Sebagai kelanjutan dari Filsapat Positivisme pada awal abad ke 20 yang dipopulerkan di Amerika Serikat (AS) oleh William James (1842-1910) dan John Dewey (1859-1952) yakni, PRAGMATISME PRAKTIS :
Adalah merupakan "cara berpikir" yang menjadi "sikap mental" dari kebenaran subyektip, yakni: kebenaran itu ditentukan/di ukur oleh "nilai kontan" ( cash-value) yang di dapatkan sekarang.
Pragmatisme Praktis merupakan Filsapat yang tidak mengakui "kebenaran obyektip" tetapi hanya mengakui "kebenaran subyektip"
Filsapat itu, merupakan filsapatnya "big busines man" yang mewakili kepentingan para konglomerat neo-liberal (neo-lib).
Pragmatisme Praktis atau cara pikir/sikap mental/ sikap tindak harus mendapat nilai kontan sekarang (dapat ke untungan berupa materi atau uang sekarang) telah merasuki sekujur tubuh orang-orang dewasa ini.
"Harus dapat keuntungan berupa uang sekarang" telah menjadi wabah virus menghinggapi isi benak kepala masyarakat di manapun di seantero jagat raya ini, tidak terkecuali di masyarakat indonesia dewasa ini, sekarang ini!
Inilah sebab kenapa biaya politik menjadi sangat mahal! biaya pemilihan anggota DPR, pemilihan anggota DPD, pemilihan BUPATI/WALI KOTA dan GUBERNUR serta pemilihan PRESIDEN telah menjadi, sangat mahal!
Wabah virus pragmatisme praktis ini bisa meruksak sendi-sendi kehidupan berbangsa dan bernegara kita, karna yang paling diperdulikan adalah mendapat keuntungan berupa nilai uang sekarang.
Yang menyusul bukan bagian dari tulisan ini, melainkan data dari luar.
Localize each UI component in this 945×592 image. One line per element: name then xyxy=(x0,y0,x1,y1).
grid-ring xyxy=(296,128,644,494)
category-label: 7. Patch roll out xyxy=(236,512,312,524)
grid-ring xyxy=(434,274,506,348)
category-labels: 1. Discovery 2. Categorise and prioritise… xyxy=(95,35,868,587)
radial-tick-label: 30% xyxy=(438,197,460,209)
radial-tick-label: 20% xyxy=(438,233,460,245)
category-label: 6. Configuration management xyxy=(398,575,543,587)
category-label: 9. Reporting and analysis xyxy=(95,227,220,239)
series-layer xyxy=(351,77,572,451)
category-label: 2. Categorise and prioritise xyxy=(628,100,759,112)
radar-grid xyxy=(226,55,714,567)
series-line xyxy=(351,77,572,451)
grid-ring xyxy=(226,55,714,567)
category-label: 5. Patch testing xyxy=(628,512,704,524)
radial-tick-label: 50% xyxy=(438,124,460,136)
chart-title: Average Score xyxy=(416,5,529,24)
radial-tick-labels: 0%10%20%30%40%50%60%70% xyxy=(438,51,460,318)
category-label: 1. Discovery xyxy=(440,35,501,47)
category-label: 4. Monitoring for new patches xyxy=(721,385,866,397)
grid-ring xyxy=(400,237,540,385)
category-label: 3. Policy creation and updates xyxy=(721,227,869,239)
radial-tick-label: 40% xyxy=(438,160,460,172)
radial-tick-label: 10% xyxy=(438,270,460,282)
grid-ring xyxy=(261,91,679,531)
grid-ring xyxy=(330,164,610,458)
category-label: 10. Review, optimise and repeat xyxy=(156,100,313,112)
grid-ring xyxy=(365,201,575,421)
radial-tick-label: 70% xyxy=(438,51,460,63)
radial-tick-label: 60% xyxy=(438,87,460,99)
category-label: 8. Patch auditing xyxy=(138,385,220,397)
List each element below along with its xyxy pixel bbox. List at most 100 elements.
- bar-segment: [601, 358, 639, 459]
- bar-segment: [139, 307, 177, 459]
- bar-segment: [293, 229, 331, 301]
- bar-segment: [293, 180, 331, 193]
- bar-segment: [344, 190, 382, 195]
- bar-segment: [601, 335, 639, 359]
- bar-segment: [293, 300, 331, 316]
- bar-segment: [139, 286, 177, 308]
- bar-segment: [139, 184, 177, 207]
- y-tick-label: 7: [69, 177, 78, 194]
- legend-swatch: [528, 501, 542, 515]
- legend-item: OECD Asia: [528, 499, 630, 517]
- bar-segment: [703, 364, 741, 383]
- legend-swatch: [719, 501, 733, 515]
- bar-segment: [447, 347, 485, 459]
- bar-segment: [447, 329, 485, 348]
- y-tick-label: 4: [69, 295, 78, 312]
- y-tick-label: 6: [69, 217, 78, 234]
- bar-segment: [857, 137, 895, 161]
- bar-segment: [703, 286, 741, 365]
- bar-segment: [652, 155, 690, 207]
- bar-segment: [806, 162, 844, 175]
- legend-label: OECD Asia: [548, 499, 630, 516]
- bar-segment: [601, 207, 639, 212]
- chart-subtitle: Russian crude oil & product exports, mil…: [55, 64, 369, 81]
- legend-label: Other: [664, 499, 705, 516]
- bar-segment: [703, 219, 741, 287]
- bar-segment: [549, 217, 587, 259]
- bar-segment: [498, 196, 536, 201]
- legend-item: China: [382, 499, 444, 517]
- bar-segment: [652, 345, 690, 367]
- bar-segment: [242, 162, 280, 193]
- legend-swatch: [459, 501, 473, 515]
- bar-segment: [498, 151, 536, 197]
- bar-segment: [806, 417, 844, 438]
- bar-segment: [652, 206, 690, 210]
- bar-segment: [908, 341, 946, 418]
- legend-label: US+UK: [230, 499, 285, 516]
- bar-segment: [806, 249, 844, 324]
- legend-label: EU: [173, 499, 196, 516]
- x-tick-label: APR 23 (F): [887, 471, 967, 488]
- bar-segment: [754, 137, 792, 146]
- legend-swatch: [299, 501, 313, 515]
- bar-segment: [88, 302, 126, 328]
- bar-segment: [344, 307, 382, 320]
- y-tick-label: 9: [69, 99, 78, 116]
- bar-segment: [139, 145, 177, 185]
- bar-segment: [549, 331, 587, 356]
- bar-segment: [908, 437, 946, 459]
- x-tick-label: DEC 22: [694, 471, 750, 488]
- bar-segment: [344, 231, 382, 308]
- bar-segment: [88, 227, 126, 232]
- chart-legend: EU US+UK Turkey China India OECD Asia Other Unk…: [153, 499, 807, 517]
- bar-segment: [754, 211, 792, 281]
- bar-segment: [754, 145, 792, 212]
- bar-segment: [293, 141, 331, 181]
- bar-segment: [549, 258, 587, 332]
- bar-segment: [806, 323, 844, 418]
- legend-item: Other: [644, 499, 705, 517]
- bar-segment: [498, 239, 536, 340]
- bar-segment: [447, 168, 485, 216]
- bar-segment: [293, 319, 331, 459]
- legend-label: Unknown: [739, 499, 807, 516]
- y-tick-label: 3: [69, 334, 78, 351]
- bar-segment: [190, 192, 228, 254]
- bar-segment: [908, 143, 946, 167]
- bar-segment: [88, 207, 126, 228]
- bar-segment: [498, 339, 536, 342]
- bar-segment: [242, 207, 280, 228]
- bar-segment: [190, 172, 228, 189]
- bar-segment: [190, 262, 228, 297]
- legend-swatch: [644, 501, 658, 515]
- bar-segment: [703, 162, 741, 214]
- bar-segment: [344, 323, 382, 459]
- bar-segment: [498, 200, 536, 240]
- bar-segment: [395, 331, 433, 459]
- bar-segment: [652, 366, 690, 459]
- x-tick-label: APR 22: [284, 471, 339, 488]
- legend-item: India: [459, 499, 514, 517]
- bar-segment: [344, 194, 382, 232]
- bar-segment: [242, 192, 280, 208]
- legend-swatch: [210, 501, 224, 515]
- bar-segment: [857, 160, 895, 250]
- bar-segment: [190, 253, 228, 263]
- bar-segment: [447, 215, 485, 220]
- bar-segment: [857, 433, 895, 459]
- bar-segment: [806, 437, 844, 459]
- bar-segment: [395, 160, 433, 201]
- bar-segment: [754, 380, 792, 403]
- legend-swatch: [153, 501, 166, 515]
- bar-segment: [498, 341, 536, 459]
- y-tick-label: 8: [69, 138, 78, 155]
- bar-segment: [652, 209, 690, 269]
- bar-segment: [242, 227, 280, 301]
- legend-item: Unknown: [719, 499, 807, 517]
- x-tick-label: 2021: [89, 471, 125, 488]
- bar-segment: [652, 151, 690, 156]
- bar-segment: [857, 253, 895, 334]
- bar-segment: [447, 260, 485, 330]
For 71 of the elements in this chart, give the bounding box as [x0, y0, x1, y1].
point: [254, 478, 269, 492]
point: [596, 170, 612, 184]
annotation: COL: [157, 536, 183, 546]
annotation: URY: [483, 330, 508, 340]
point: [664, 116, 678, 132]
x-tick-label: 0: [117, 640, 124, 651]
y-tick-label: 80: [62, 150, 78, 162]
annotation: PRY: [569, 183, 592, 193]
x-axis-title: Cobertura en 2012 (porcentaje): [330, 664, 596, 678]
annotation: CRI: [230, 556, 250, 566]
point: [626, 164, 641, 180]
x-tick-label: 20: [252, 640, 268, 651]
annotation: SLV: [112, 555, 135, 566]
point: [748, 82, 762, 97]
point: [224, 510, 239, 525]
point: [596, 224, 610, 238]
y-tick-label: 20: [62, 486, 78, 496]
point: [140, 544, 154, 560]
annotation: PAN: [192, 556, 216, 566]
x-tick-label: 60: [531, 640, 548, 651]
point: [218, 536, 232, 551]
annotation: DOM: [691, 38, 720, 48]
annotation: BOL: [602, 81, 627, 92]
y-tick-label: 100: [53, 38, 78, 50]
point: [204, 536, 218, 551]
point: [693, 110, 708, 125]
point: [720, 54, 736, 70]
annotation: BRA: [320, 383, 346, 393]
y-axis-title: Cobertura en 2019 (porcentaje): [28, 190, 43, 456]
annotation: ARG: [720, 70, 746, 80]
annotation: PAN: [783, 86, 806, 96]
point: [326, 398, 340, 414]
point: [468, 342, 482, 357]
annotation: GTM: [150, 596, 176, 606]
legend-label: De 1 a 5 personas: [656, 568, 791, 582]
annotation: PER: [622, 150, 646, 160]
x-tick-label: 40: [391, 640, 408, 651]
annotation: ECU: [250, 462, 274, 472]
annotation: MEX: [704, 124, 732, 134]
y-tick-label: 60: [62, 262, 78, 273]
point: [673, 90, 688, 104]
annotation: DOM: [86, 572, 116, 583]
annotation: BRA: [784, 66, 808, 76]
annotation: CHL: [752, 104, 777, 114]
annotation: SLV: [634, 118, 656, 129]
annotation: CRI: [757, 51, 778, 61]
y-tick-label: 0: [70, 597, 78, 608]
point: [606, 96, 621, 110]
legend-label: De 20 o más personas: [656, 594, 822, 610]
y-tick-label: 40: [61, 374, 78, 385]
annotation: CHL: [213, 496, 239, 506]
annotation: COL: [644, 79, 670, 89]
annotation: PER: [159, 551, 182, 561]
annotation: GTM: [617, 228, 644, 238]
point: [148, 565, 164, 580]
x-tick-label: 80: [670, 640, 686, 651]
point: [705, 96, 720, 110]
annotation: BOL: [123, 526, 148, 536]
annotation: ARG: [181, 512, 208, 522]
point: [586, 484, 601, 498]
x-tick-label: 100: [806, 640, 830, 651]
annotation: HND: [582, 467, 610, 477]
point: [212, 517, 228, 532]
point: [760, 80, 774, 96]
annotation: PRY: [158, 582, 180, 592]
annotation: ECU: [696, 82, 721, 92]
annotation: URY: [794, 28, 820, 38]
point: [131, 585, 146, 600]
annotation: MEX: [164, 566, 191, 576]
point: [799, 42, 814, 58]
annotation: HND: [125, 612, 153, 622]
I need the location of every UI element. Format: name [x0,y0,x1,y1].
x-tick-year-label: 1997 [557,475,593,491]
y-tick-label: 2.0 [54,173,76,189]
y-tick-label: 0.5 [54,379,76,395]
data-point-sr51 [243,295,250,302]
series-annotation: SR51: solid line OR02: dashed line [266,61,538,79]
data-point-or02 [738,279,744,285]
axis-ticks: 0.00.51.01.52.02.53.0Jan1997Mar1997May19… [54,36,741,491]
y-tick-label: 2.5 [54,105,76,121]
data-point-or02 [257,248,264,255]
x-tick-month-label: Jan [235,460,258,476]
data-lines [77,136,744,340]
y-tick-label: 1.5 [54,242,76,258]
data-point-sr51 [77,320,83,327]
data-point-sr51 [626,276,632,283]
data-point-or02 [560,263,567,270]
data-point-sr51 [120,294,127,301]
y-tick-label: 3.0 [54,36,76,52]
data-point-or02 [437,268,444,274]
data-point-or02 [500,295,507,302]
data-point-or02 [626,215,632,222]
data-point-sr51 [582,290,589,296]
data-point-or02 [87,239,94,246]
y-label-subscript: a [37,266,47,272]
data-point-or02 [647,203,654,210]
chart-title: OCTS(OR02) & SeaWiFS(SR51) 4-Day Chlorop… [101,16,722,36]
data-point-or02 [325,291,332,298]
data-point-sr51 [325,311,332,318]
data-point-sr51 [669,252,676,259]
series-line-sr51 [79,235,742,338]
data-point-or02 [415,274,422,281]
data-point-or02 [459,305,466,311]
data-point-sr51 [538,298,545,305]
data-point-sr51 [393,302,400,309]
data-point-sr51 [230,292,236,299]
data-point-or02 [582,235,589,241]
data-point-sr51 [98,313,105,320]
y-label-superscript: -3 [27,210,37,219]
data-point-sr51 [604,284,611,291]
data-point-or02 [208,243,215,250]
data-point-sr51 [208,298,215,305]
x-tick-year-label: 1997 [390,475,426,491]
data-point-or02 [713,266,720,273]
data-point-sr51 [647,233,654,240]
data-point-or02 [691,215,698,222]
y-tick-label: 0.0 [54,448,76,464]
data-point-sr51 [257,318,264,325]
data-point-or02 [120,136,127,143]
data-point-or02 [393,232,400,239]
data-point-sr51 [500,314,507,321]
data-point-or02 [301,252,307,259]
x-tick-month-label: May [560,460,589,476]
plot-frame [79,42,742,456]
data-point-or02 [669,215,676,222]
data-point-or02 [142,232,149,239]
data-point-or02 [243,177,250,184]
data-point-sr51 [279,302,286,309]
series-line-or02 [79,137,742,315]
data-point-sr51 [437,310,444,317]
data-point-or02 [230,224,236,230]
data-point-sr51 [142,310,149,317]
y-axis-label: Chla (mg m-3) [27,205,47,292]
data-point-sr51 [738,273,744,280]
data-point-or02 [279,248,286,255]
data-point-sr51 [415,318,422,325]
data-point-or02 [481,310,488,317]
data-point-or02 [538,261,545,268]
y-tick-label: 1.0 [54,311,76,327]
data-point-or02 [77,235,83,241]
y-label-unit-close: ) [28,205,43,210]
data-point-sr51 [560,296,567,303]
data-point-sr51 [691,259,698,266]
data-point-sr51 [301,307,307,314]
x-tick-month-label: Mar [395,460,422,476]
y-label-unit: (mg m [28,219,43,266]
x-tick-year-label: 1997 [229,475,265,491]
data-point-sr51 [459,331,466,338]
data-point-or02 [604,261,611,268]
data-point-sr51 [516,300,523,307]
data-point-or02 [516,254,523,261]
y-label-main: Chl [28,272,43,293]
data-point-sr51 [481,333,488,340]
Tidak perduli bangsa dan negara ruksak tercabik-cabik, tidak perduli kepada kerusakan-kerusakan ahlak atau keruksakan apapun melanda kita!
Cara pikir dan sikap tindak dari pragmatisme praktis, sungguh telah menjadi seperti bius narkoba yang telah membelenggu masyarakat. Sungguh sudah menjadi sakit akut stadium tinggi menjangkiti benak masyarakat kita
Melawan dan perang kepada cara pikir/ sikap tindak pragmatisme praktis haruslah dilakukan secara sistimatis dan masip melalui program revolusi mental yang dicanangkan oleh presiden Jokowi.
Menurut Jokowi, revolusi mental berarti warga Indonesia harus mengenal karakter orisinal bangsa, yang berkarakter santun, berbudi pekerti, ramah, dan bergotong royong. Dia mengatakan, karakter tersebut merupakan modal yang seharusnya dapat membuat rakyat sejahtera.